I didn't mean to open up a can of worms or anything guys, with the suture question, nor did I mean to steer the discussion towards more advanced management. I just hear/read much conflicting info out there on wound management and wanted to know what is actually advisable should you find yourself in that situation.

I don't think anyone here wants to Rambo it up, but we do want to know what's the best course of action should you find yourself having to manage your own or someone else's wound (after you've stopped the bleeding) because you're lost or because rescue and proper medical treatment is delayed for some reason (e.g. backpack trip gone awry, large scale natural disaster, etc).

This thread is a great resource!
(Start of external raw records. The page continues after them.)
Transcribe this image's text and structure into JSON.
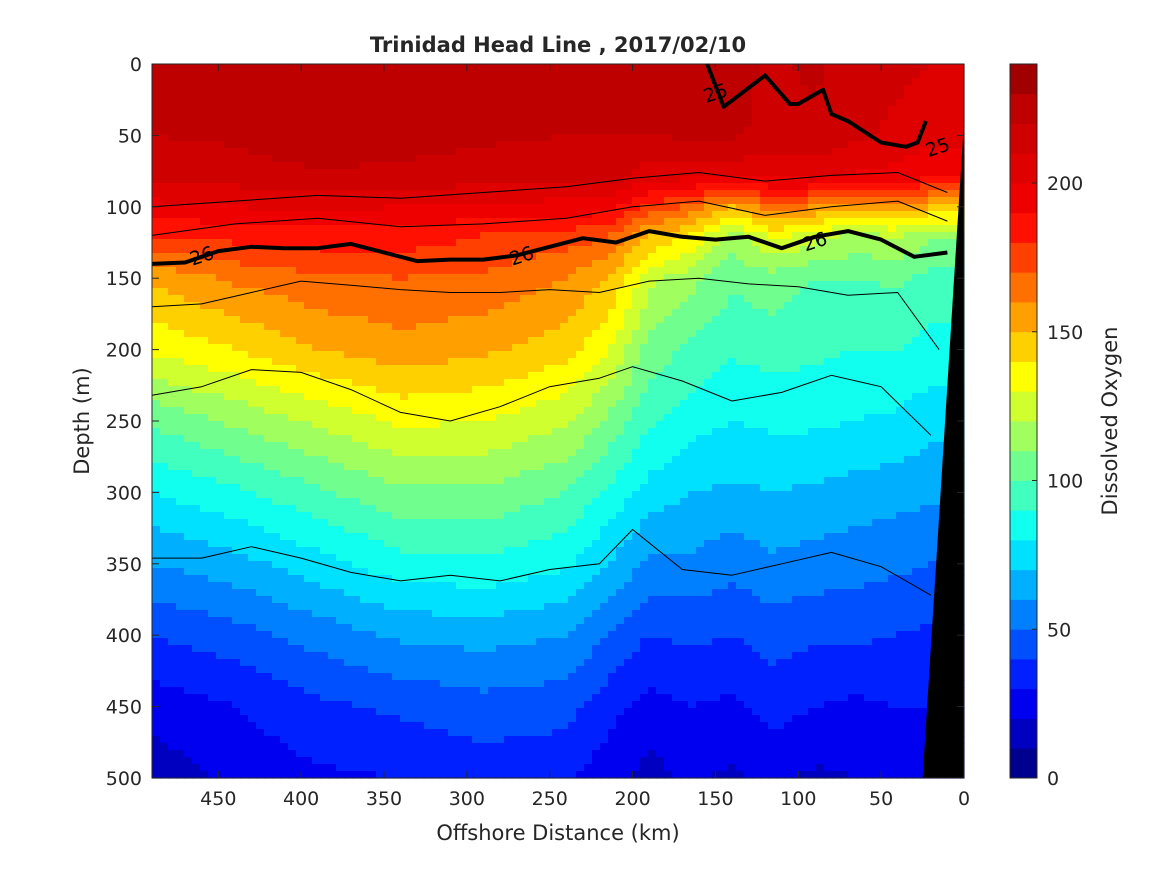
{
  "chart_data": {
    "type": "heatmap",
    "title": "Trinidad Head Line , 2017/02/10",
    "xlabel": "Offshore Distance (km)",
    "ylabel": "Depth (m)",
    "colorbar_label": "Dissolved Oxygen",
    "xlim": [
      490,
      0
    ],
    "ylim": [
      0,
      500
    ],
    "x_ticks": [
      450,
      400,
      350,
      300,
      250,
      200,
      150,
      100,
      50,
      0
    ],
    "y_ticks": [
      0,
      50,
      100,
      150,
      200,
      250,
      300,
      350,
      400,
      450,
      500
    ],
    "colorbar_ticks": [
      0,
      50,
      100,
      150,
      200
    ],
    "colorbar_range": [
      0,
      240
    ],
    "colorbar_levels": 24,
    "colormap": [
      "#00008f",
      "#0000c0",
      "#0000f0",
      "#0020ff",
      "#0050ff",
      "#0080ff",
      "#00b0ff",
      "#00e0ff",
      "#10ffef",
      "#40ffbf",
      "#70ff8f",
      "#a0ff5f",
      "#d0ff2f",
      "#ffff00",
      "#ffd000",
      "#ffa000",
      "#ff7000",
      "#ff4000",
      "#ff1000",
      "#ef0000",
      "#df0000",
      "#cf0000",
      "#bf0000",
      "#a00000"
    ],
    "oxygen_x": [
      490,
      440,
      390,
      340,
      290,
      240,
      215,
      190,
      165,
      140,
      115,
      90,
      65,
      40,
      20
    ],
    "oxygen_depth": [
      0,
      50,
      80,
      100,
      120,
      150,
      200,
      250,
      300,
      350,
      400,
      450,
      500
    ],
    "oxygen": [
      [
        224,
        224,
        226,
        226,
        224,
        222,
        222,
        222,
        224,
        224,
        218,
        222,
        214,
        212,
        210
      ],
      [
        220,
        222,
        228,
        226,
        222,
        220,
        220,
        220,
        222,
        222,
        216,
        218,
        212,
        208,
        204
      ],
      [
        212,
        214,
        218,
        216,
        214,
        212,
        214,
        204,
        200,
        202,
        200,
        202,
        198,
        196,
        190
      ],
      [
        196,
        200,
        202,
        200,
        198,
        196,
        196,
        176,
        168,
        150,
        168,
        160,
        156,
        158,
        150
      ],
      [
        180,
        184,
        186,
        186,
        180,
        176,
        172,
        150,
        140,
        116,
        134,
        124,
        118,
        122,
        112
      ],
      [
        152,
        162,
        168,
        170,
        168,
        160,
        150,
        124,
        114,
        102,
        106,
        100,
        100,
        102,
        96
      ],
      [
        132,
        140,
        150,
        156,
        152,
        144,
        132,
        106,
        98,
        92,
        94,
        92,
        90,
        90,
        86
      ],
      [
        102,
        112,
        122,
        132,
        130,
        122,
        108,
        92,
        84,
        80,
        82,
        82,
        80,
        78,
        74
      ],
      [
        80,
        88,
        98,
        108,
        108,
        100,
        88,
        76,
        70,
        68,
        70,
        68,
        66,
        64,
        62
      ],
      [
        60,
        66,
        76,
        86,
        88,
        82,
        70,
        58,
        58,
        54,
        58,
        56,
        54,
        52,
        50
      ],
      [
        40,
        46,
        54,
        62,
        64,
        60,
        50,
        40,
        42,
        40,
        44,
        42,
        42,
        40,
        38
      ],
      [
        24,
        30,
        38,
        42,
        46,
        44,
        34,
        26,
        30,
        28,
        34,
        30,
        28,
        30,
        30
      ],
      [
        14,
        22,
        28,
        30,
        34,
        32,
        24,
        16,
        22,
        18,
        22,
        18,
        20,
        22,
        22
      ]
    ],
    "isopycnals": [
      {
        "level": 25,
        "labeled": true,
        "x": [
          155,
          145,
          120,
          105,
          100,
          85,
          80,
          70,
          50,
          35,
          28,
          23
        ],
        "depth": [
          0,
          30,
          8,
          28,
          28,
          18,
          35,
          40,
          55,
          58,
          55,
          40
        ]
      },
      {
        "level": 26,
        "labeled": true,
        "x": [
          490,
          470,
          450,
          430,
          410,
          390,
          370,
          350,
          330,
          310,
          290,
          270,
          250,
          230,
          210,
          190,
          170,
          150,
          130,
          110,
          90,
          70,
          50,
          30,
          10
        ],
        "depth": [
          140,
          139,
          131,
          128,
          129,
          129,
          126,
          132,
          138,
          137,
          137,
          134,
          128,
          122,
          125,
          117,
          121,
          123,
          121,
          129,
          121,
          117,
          123,
          135,
          132
        ]
      },
      {
        "level": null,
        "labeled": false,
        "x": [
          490,
          440,
          390,
          340,
          290,
          240,
          200,
          160,
          120,
          80,
          40,
          10
        ],
        "depth": [
          100,
          96,
          92,
          94,
          90,
          86,
          80,
          76,
          82,
          78,
          76,
          90
        ]
      },
      {
        "level": null,
        "labeled": false,
        "x": [
          490,
          440,
          390,
          340,
          290,
          240,
          200,
          160,
          120,
          80,
          40,
          10
        ],
        "depth": [
          120,
          112,
          108,
          114,
          112,
          108,
          100,
          96,
          106,
          100,
          96,
          110
        ]
      },
      {
        "level": null,
        "labeled": false,
        "x": [
          490,
          460,
          430,
          400,
          370,
          340,
          310,
          280,
          250,
          220,
          190,
          160,
          130,
          100,
          70,
          40,
          15
        ],
        "depth": [
          170,
          168,
          160,
          152,
          155,
          158,
          160,
          160,
          158,
          160,
          152,
          150,
          154,
          156,
          162,
          160,
          200
        ]
      },
      {
        "level": null,
        "labeled": false,
        "x": [
          490,
          460,
          430,
          400,
          370,
          340,
          310,
          280,
          250,
          220,
          200,
          170,
          140,
          110,
          80,
          50,
          20
        ],
        "depth": [
          232,
          226,
          214,
          216,
          228,
          244,
          250,
          240,
          226,
          220,
          212,
          222,
          236,
          230,
          218,
          226,
          260
        ]
      },
      {
        "level": null,
        "labeled": false,
        "x": [
          490,
          460,
          430,
          400,
          370,
          340,
          310,
          280,
          250,
          220,
          200,
          170,
          140,
          110,
          80,
          50,
          20
        ],
        "depth": [
          346,
          346,
          338,
          346,
          356,
          362,
          358,
          362,
          354,
          350,
          326,
          354,
          358,
          350,
          342,
          352,
          372
        ]
      }
    ],
    "iso_labels": [
      {
        "text": "25",
        "x": 150,
        "depth": 20
      },
      {
        "text": "25",
        "x": 16,
        "depth": 58
      },
      {
        "text": "26",
        "x": 460,
        "depth": 134
      },
      {
        "text": "26",
        "x": 267,
        "depth": 134
      },
      {
        "text": "26",
        "x": 90,
        "depth": 124
      }
    ],
    "topography": {
      "x": [
        25,
        0,
        0,
        25
      ],
      "depth": [
        500,
        40,
        500,
        500
      ],
      "color": "#000000"
    }
  }
}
We should sticky it or something :thumbup::thumbup:
 
Great Discussion and thread. My only regret is having to read it so late in the game - it would have been fun to be more interactive with this. I think the on-going debate is very high quality and laudable and there is a lot of information tucked in.

I was scratching my head that it took to the bottom of page 2 before steri-strips were mentioned. I think these things are great and a good comprimise between suturing. Clearly not as stable, but couple those steri strips with a few well placed bandaides or dressing tape and you can keep the wound reasonably shut to facilitate healing but also gain access to it for further irrigating later if needed.

Thanks for the OP J, exactly what I wanted and this thread was a great little refresher to my Wildnerness first aid that I took almost a year ago today!